Data Projects
Natural Disaster NLP Modelling
Twitter has become an important communication channel in times of emergency. The purpose in this case is to build three machine learning models (Bag of Words, Vectorization, and GloVe) that each predict which Tweets are about real disasters and which one’s are not. One has access to a dataset of 10,000 tweets that were hand classified as true or false.
https://github.com/bkuropa/Natural_Disaster
Data: https://www.kaggle.com/competitions/nlp-getting-started/rules
A random forest model utilized with vectorization of words along with keywords associated with texts found with true disaster scenarios.
New York City Citibike Program Visualization
The following is a visual analysis of the popularity of the Citibike rental program running in New York city. One can gain a strong understanding of the key starting and ending location for the cyclists in New York, as well as the highest traffic times for biking, repairs, trip lengths and even gender differences.
https://public.tableau.com/app/profile/bryan.k5567/viz/Citi_bikes_2/Story1
Data: https://ride.citibikenyc.com/system-data
Software: Pandas, Tableau Desktop, Jupyter Notebook, Excel.
Neural Network Charity Analysis
The company Alphabet Soup has provided some initial data which is hoped to be well-processed by a (basic) neural network to gain stronger understanding of what drives a successful loan based on such information as application types, amount of funding asked/provided, industry affiliation, or organization type. At the end of the model, it is hoped that a true/false classifier (sigmoid here) can determine if an application will pass or not.

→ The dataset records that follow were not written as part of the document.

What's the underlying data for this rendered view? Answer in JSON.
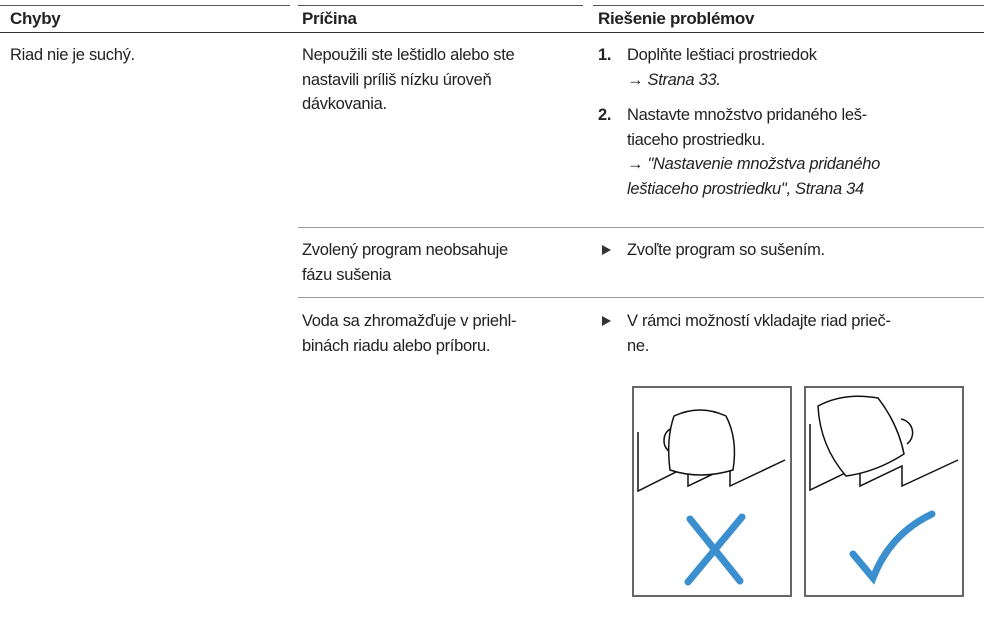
{
  "header": {
    "columns": [
      "Chyby",
      "Príčina",
      "Riešenie problémov"
    ]
  },
  "rows": [
    {
      "fault": "Riad nie je suchý.",
      "causes": [
        {
          "cause_lines": [
            "Nepoužili ste leštidlo alebo ste",
            "nastavili príliš nízku úroveň",
            "dávkovania."
          ],
          "steps": [
            {
              "number": "1.",
              "lines": [
                "Doplňte leštiaci prostriedok"
              ],
              "ref_lines": [
                "→ Strana 33."
              ]
            },
            {
              "number": "2.",
              "lines": [
                "Nastavte množstvo pridaného leš-",
                "tiaceho prostriedku."
              ],
              "ref_lines": [
                "→ \"Nastavenie množstva pridaného",
                "leštiaceho prostriedku\", Strana 34"
              ]
            }
          ]
        },
        {
          "cause_lines": [
            "Zvolený program neobsahuje",
            "fázu sušenia"
          ],
          "solution_lines": [
            "Zvoľte program so sušením."
          ]
        },
        {
          "cause_lines": [
            "Voda sa zhromažďuje v priehl-",
            "binách riadu alebo príboru."
          ],
          "solution_lines": [
            "V rámci možností vkladajte riad prieč-",
            "ne."
          ]
        }
      ]
    }
  ]
}
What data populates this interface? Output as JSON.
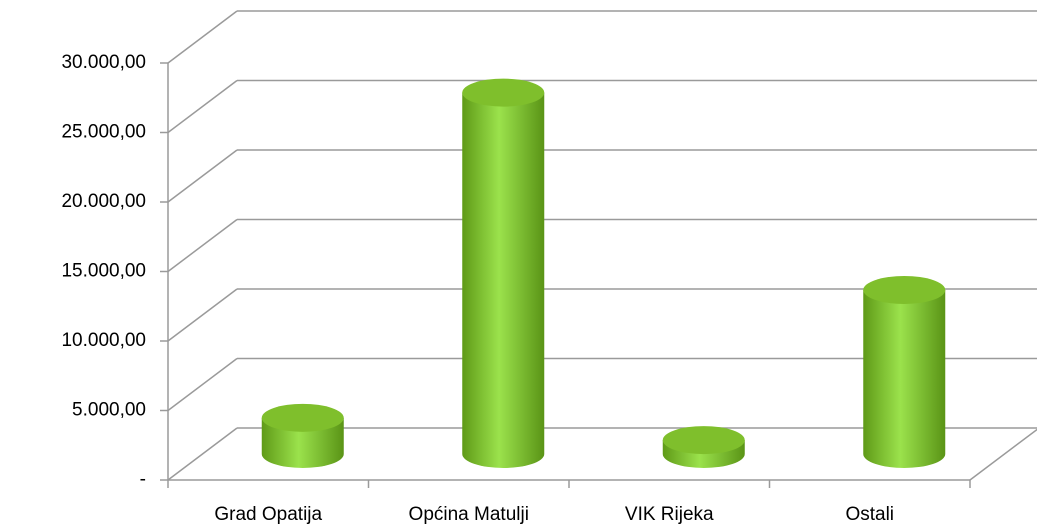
{
  "chart_data": {
    "type": "bar3d",
    "categories": [
      "Grad Opatija",
      "Općina Matulji",
      "VIK Rijeka",
      "Ostali"
    ],
    "values": [
      2600,
      26000,
      1000,
      11800
    ],
    "color": "#8fd33f",
    "ylim": [
      0,
      30000
    ],
    "yticks": [
      {
        "value": 0,
        "label": "-"
      },
      {
        "value": 5000,
        "label": "5.000,00"
      },
      {
        "value": 10000,
        "label": "10.000,00"
      },
      {
        "value": 15000,
        "label": "15.000,00"
      },
      {
        "value": 20000,
        "label": "20.000,00"
      },
      {
        "value": 25000,
        "label": "25.000,00"
      },
      {
        "value": 30000,
        "label": "30.000,00"
      }
    ],
    "grid": true
  }
}
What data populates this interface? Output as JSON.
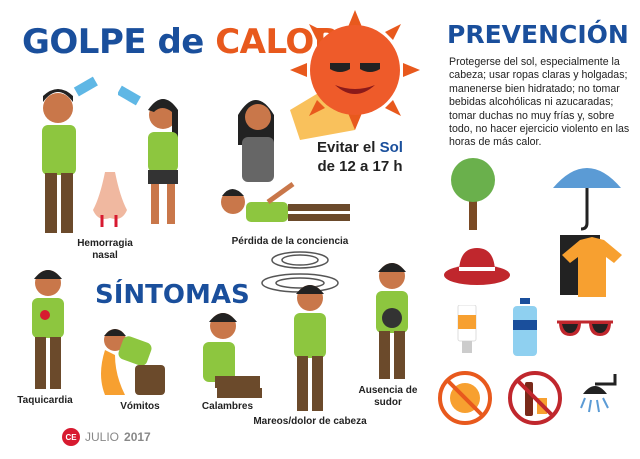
{
  "header": {
    "title_part1": "GOLPE de",
    "title_part2": "CALOR"
  },
  "sun_message": {
    "line1_prefix": "Evitar el",
    "line1_highlight": "Sol",
    "line2": "de 12 a 17 h"
  },
  "symptoms": {
    "title": "SÍNTOMAS",
    "items": [
      "Hemorragia nasal",
      "Pérdida de la conciencia",
      "Taquicardia",
      "Vómitos",
      "Calambres",
      "Mareos/dolor de cabeza",
      "Ausencia de sudor"
    ]
  },
  "prevention": {
    "title": "PREVENCIÓN",
    "text": "Protegerse del sol, especialmente la cabeza; usar ropas claras y holgadas; manenerse bien hidratado; no tomar bebidas alcohólicas ni azucaradas; tomar duchas no muy frías y, sobre todo, no hacer ejercicio violento en las horas de más calor.",
    "icons": [
      "tree-icon",
      "umbrella-icon",
      "hat-icon",
      "shirt-icon",
      "sunscreen-icon",
      "water-bottle-icon",
      "sunglasses-icon",
      "no-sun-icon",
      "no-alcohol-icon",
      "shower-icon"
    ]
  },
  "footer": {
    "logo": "CE",
    "month": "JULIO",
    "year": "2017"
  },
  "colors": {
    "blue": "#1a4f9c",
    "orange": "#e8591d",
    "shirt": "#8dc63f",
    "skin": "#c9774a",
    "pants": "#6b4a2b"
  }
}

COVID molecular property prediction (coming soon)
COVID has drastically changed the world for all of us. It has separated families, made many very sick, and introduced a necessity to work out of the house. The sooner scientists discover molecules that display antiviral activity against the virus, the more effective we will be at treating patients with COVID. This includes, for example, over the counter medications that people can take.

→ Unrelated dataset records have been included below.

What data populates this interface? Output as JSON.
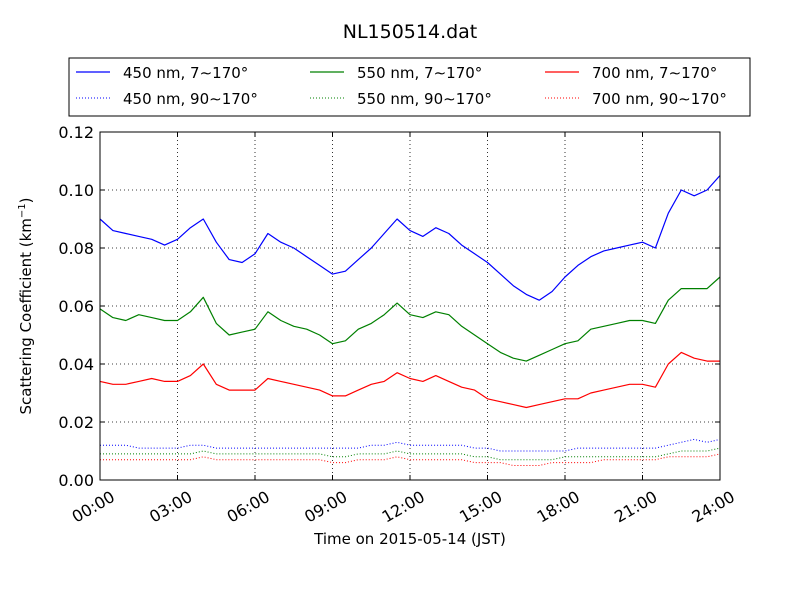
{
  "chart_data": {
    "type": "line",
    "title": "NL150514.dat",
    "xlabel": "Time on 2015-05-14 (JST)",
    "ylabel": "Scattering Coefficient (km",
    "ylabel_sup": "−1",
    "ylabel_close": ")",
    "x_unit": "hours",
    "xlim": [
      0,
      24
    ],
    "ylim": [
      0,
      0.12
    ],
    "grid": true,
    "legend_position": "top (above plot)",
    "x_ticks": [
      {
        "value": 0,
        "label": "00:00"
      },
      {
        "value": 3,
        "label": "03:00"
      },
      {
        "value": 6,
        "label": "06:00"
      },
      {
        "value": 9,
        "label": "09:00"
      },
      {
        "value": 12,
        "label": "12:00"
      },
      {
        "value": 15,
        "label": "15:00"
      },
      {
        "value": 18,
        "label": "18:00"
      },
      {
        "value": 21,
        "label": "21:00"
      },
      {
        "value": 24,
        "label": "24:00"
      }
    ],
    "y_ticks": [
      {
        "value": 0,
        "label": "0.00"
      },
      {
        "value": 0.02,
        "label": "0.02"
      },
      {
        "value": 0.04,
        "label": "0.04"
      },
      {
        "value": 0.06,
        "label": "0.06"
      },
      {
        "value": 0.08,
        "label": "0.08"
      },
      {
        "value": 0.1,
        "label": "0.10"
      },
      {
        "value": 0.12,
        "label": "0.12"
      }
    ],
    "x": [
      0,
      0.5,
      1,
      1.5,
      2,
      2.5,
      3,
      3.5,
      4,
      4.5,
      5,
      5.5,
      6,
      6.5,
      7,
      7.5,
      8,
      8.5,
      9,
      9.5,
      10,
      10.5,
      11,
      11.5,
      12,
      12.5,
      13,
      13.5,
      14,
      14.5,
      15,
      15.5,
      16,
      16.5,
      17,
      17.5,
      18,
      18.5,
      19,
      19.5,
      20,
      20.5,
      21,
      21.5,
      22,
      22.5,
      23,
      23.5,
      24
    ],
    "series": [
      {
        "name": "450 nm, 7∼170°",
        "color": "#0000ff",
        "style": "solid",
        "values": [
          0.09,
          0.086,
          0.085,
          0.084,
          0.083,
          0.081,
          0.083,
          0.087,
          0.09,
          0.082,
          0.076,
          0.075,
          0.078,
          0.085,
          0.082,
          0.08,
          0.077,
          0.074,
          0.071,
          0.072,
          0.076,
          0.08,
          0.085,
          0.09,
          0.086,
          0.084,
          0.087,
          0.085,
          0.081,
          0.078,
          0.075,
          0.071,
          0.067,
          0.064,
          0.062,
          0.065,
          0.07,
          0.074,
          0.077,
          0.079,
          0.08,
          0.081,
          0.082,
          0.08,
          0.092,
          0.1,
          0.098,
          0.1,
          0.105
        ]
      },
      {
        "name": "550 nm, 7∼170°",
        "color": "#008000",
        "style": "solid",
        "values": [
          0.059,
          0.056,
          0.055,
          0.057,
          0.056,
          0.055,
          0.055,
          0.058,
          0.063,
          0.054,
          0.05,
          0.051,
          0.052,
          0.058,
          0.055,
          0.053,
          0.052,
          0.05,
          0.047,
          0.048,
          0.052,
          0.054,
          0.057,
          0.061,
          0.057,
          0.056,
          0.058,
          0.057,
          0.053,
          0.05,
          0.047,
          0.044,
          0.042,
          0.041,
          0.043,
          0.045,
          0.047,
          0.048,
          0.052,
          0.053,
          0.054,
          0.055,
          0.055,
          0.054,
          0.062,
          0.066,
          0.066,
          0.066,
          0.07
        ]
      },
      {
        "name": "700 nm, 7∼170°",
        "color": "#ff0000",
        "style": "solid",
        "values": [
          0.034,
          0.033,
          0.033,
          0.034,
          0.035,
          0.034,
          0.034,
          0.036,
          0.04,
          0.033,
          0.031,
          0.031,
          0.031,
          0.035,
          0.034,
          0.033,
          0.032,
          0.031,
          0.029,
          0.029,
          0.031,
          0.033,
          0.034,
          0.037,
          0.035,
          0.034,
          0.036,
          0.034,
          0.032,
          0.031,
          0.028,
          0.027,
          0.026,
          0.025,
          0.026,
          0.027,
          0.028,
          0.028,
          0.03,
          0.031,
          0.032,
          0.033,
          0.033,
          0.032,
          0.04,
          0.044,
          0.042,
          0.041,
          0.041
        ]
      },
      {
        "name": "450 nm, 90∼170°",
        "color": "#0000ff",
        "style": "dotted",
        "values": [
          0.012,
          0.012,
          0.012,
          0.011,
          0.011,
          0.011,
          0.011,
          0.012,
          0.012,
          0.011,
          0.011,
          0.011,
          0.011,
          0.011,
          0.011,
          0.011,
          0.011,
          0.011,
          0.011,
          0.011,
          0.011,
          0.012,
          0.012,
          0.013,
          0.012,
          0.012,
          0.012,
          0.012,
          0.012,
          0.011,
          0.011,
          0.01,
          0.01,
          0.01,
          0.01,
          0.01,
          0.01,
          0.011,
          0.011,
          0.011,
          0.011,
          0.011,
          0.011,
          0.011,
          0.012,
          0.013,
          0.014,
          0.013,
          0.014
        ]
      },
      {
        "name": "550 nm, 90∼170°",
        "color": "#008000",
        "style": "dotted",
        "values": [
          0.009,
          0.009,
          0.009,
          0.009,
          0.009,
          0.009,
          0.009,
          0.009,
          0.01,
          0.009,
          0.009,
          0.009,
          0.009,
          0.009,
          0.009,
          0.009,
          0.009,
          0.009,
          0.008,
          0.008,
          0.009,
          0.009,
          0.009,
          0.01,
          0.009,
          0.009,
          0.009,
          0.009,
          0.009,
          0.008,
          0.008,
          0.007,
          0.007,
          0.007,
          0.007,
          0.007,
          0.008,
          0.008,
          0.008,
          0.008,
          0.008,
          0.008,
          0.008,
          0.008,
          0.009,
          0.01,
          0.01,
          0.01,
          0.011
        ]
      },
      {
        "name": "700 nm, 90∼170°",
        "color": "#ff0000",
        "style": "dotted",
        "values": [
          0.007,
          0.007,
          0.007,
          0.007,
          0.007,
          0.007,
          0.007,
          0.007,
          0.008,
          0.007,
          0.007,
          0.007,
          0.007,
          0.007,
          0.007,
          0.007,
          0.007,
          0.007,
          0.006,
          0.006,
          0.007,
          0.007,
          0.007,
          0.008,
          0.007,
          0.007,
          0.007,
          0.007,
          0.007,
          0.006,
          0.006,
          0.006,
          0.005,
          0.005,
          0.005,
          0.006,
          0.006,
          0.006,
          0.006,
          0.007,
          0.007,
          0.007,
          0.007,
          0.007,
          0.008,
          0.008,
          0.008,
          0.008,
          0.009
        ]
      }
    ]
  }
}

Using machine learning, molecular predictors can be generated through past successes. In this case - since SARS-CoV-2 is new to us - one can train with E-coli inhibition as well as SARS (swine flu) success.

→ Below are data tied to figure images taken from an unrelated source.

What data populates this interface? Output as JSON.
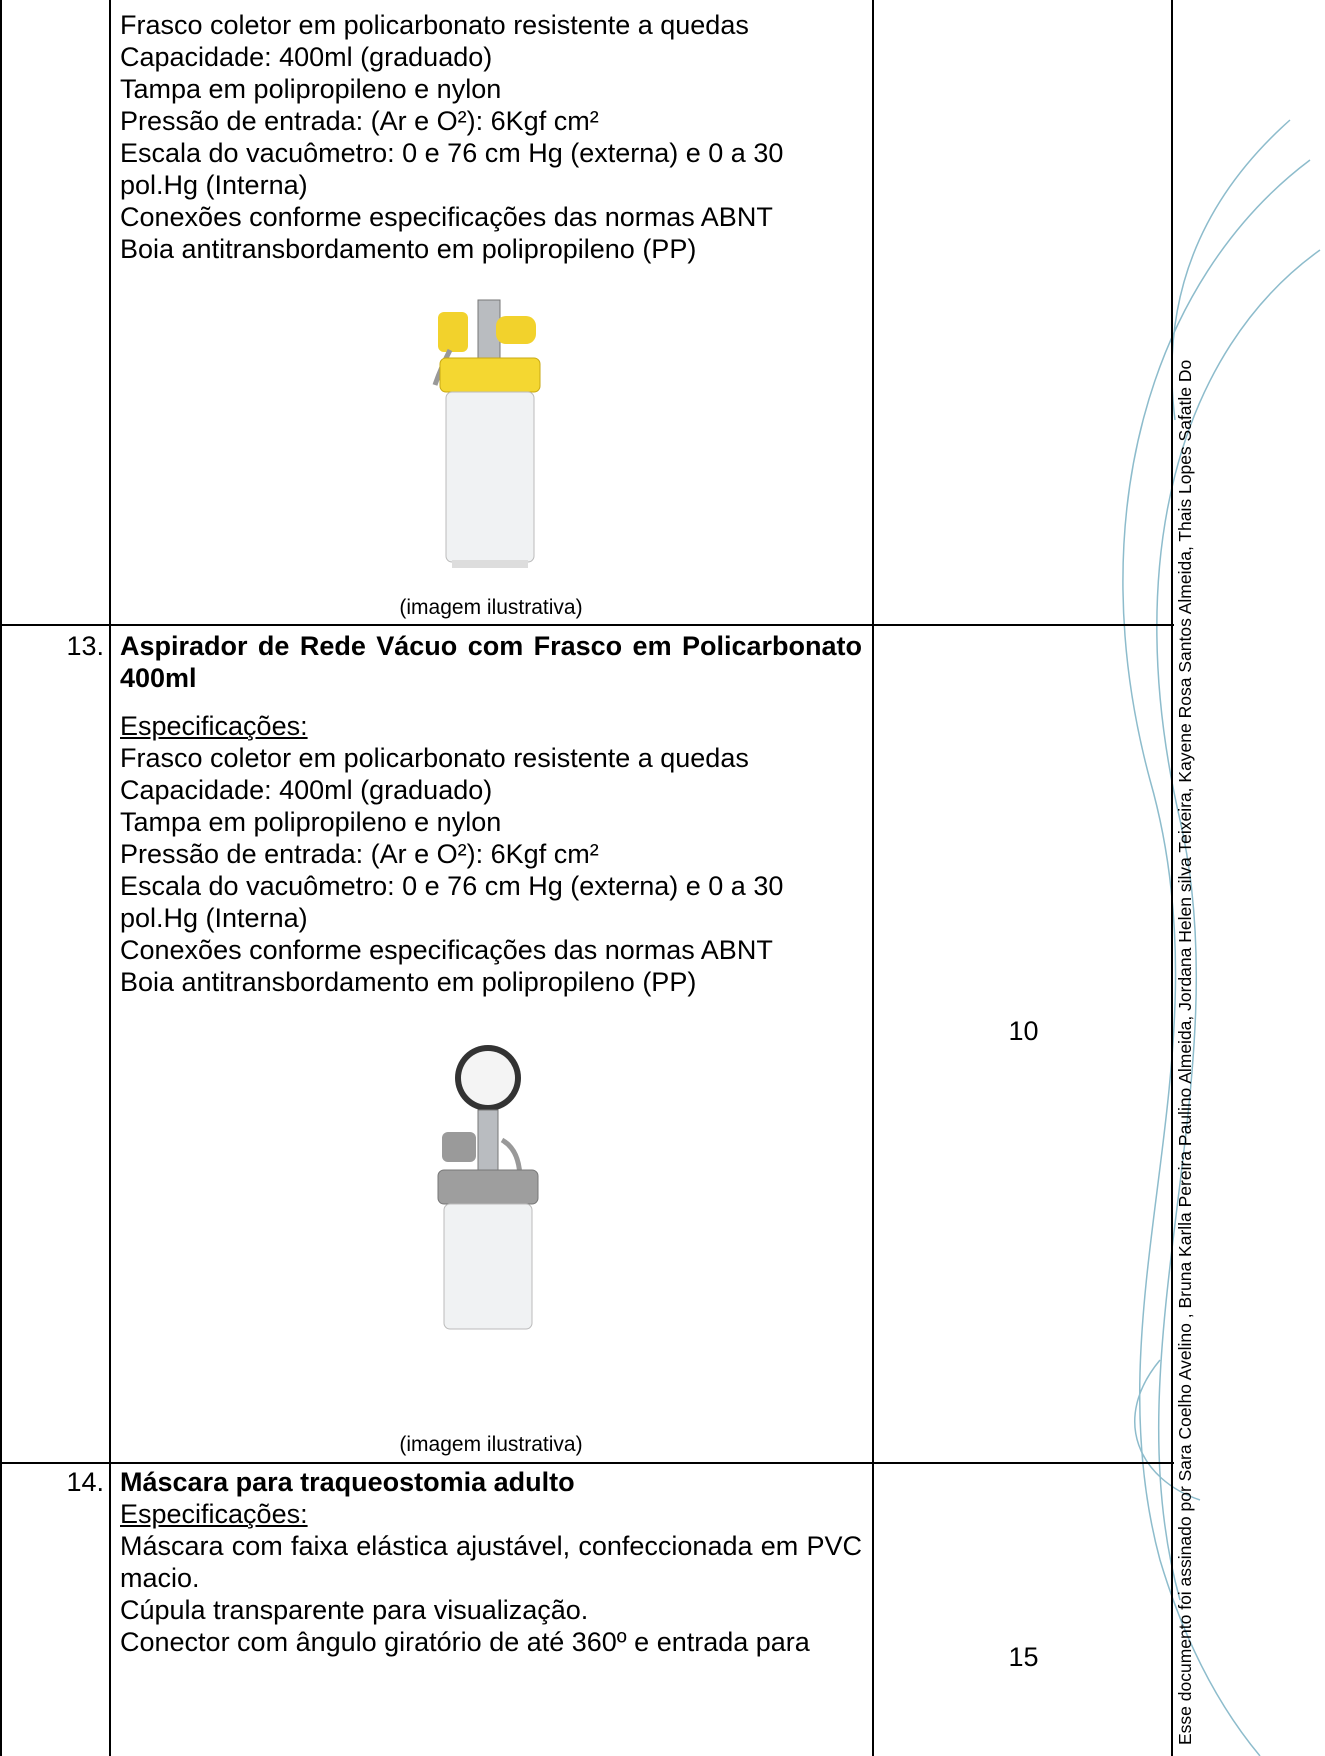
{
  "rows": [
    {
      "lines": [
        "Frasco coletor em policarbonato resistente a quedas",
        "Capacidade: 400ml (graduado)",
        "Tampa em polipropileno e nylon",
        "Pressão de entrada: (Ar e O²): 6Kgf cm²",
        "Escala do vacuômetro: 0 e 76 cm Hg (externa) e 0 a 30",
        "pol.Hg (Interna)",
        "Conexões conforme especificações das normas ABNT",
        "Boia antitransbordamento em polipropileno (PP)"
      ],
      "caption": "(imagem ilustrativa)"
    },
    {
      "number": "13.",
      "title": "Aspirador de Rede Vácuo com Frasco em Policarbonato 400ml",
      "spec_label": "Especificações:",
      "lines": [
        "Frasco coletor em policarbonato resistente a quedas",
        "Capacidade: 400ml (graduado)",
        "Tampa em polipropileno e nylon",
        "Pressão de entrada: (Ar e O²): 6Kgf cm²",
        "Escala do vacuômetro: 0 e 76 cm Hg (externa) e 0 a 30",
        "pol.Hg (Interna)",
        "Conexões conforme especificações das normas ABNT",
        "Boia antitransbordamento em polipropileno (PP)"
      ],
      "caption": "(imagem ilustrativa)",
      "quantity": "10"
    },
    {
      "number": "14.",
      "title": "Máscara para traqueostomia adulto",
      "spec_label": "Especificações:",
      "paragraphs": [
        "Máscara com faixa elástica ajustável, confeccionada em PVC macio.",
        "Cúpula transparente para visualização.",
        "Conector com ângulo giratório de até 360º e entrada para"
      ],
      "quantity": "15"
    }
  ],
  "signature": "Esse documento foi assinado por Sara Coelho Avelino , Bruna Karlla Pereira Paulino Almeida, Jordana Helen silva Teixeira, Kayene Rosa Santos Almeida, Thais Lopes Safatle Do"
}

Analysis of US Healthcare Fraud (coming soon)
The impact of Medicare fraud is widespread and involves medical-based organizations including hospitals, drug manufacturers and insurance providers, as well as small practice medical professionals. Pulse Insights took on this challenge, successfully developing a data analytics tool predicting Medicare fraud before it happens.
The GDELT Project Analysis (https://www.gdeltproject.org/)
Supported by Google Jigsaw, the GDELT Project monitors the world's broadcast, print, and web news from nearly every corner of every country in over 100 languages and identifies the people, locations, organizations, sources, emotions, counts, quotes, images and events driving our global society every second of every day, creating a free open platform for computing on the entire world.
Elasticsearch & Kibana Dashboard
Trump supporters tweeting in 2018
Sentiment analysis in R:
Compiling the Tweets of 1000s of Trump fans, one can observe the words appearing most frequently. The larger the word image, the more frequently it is used.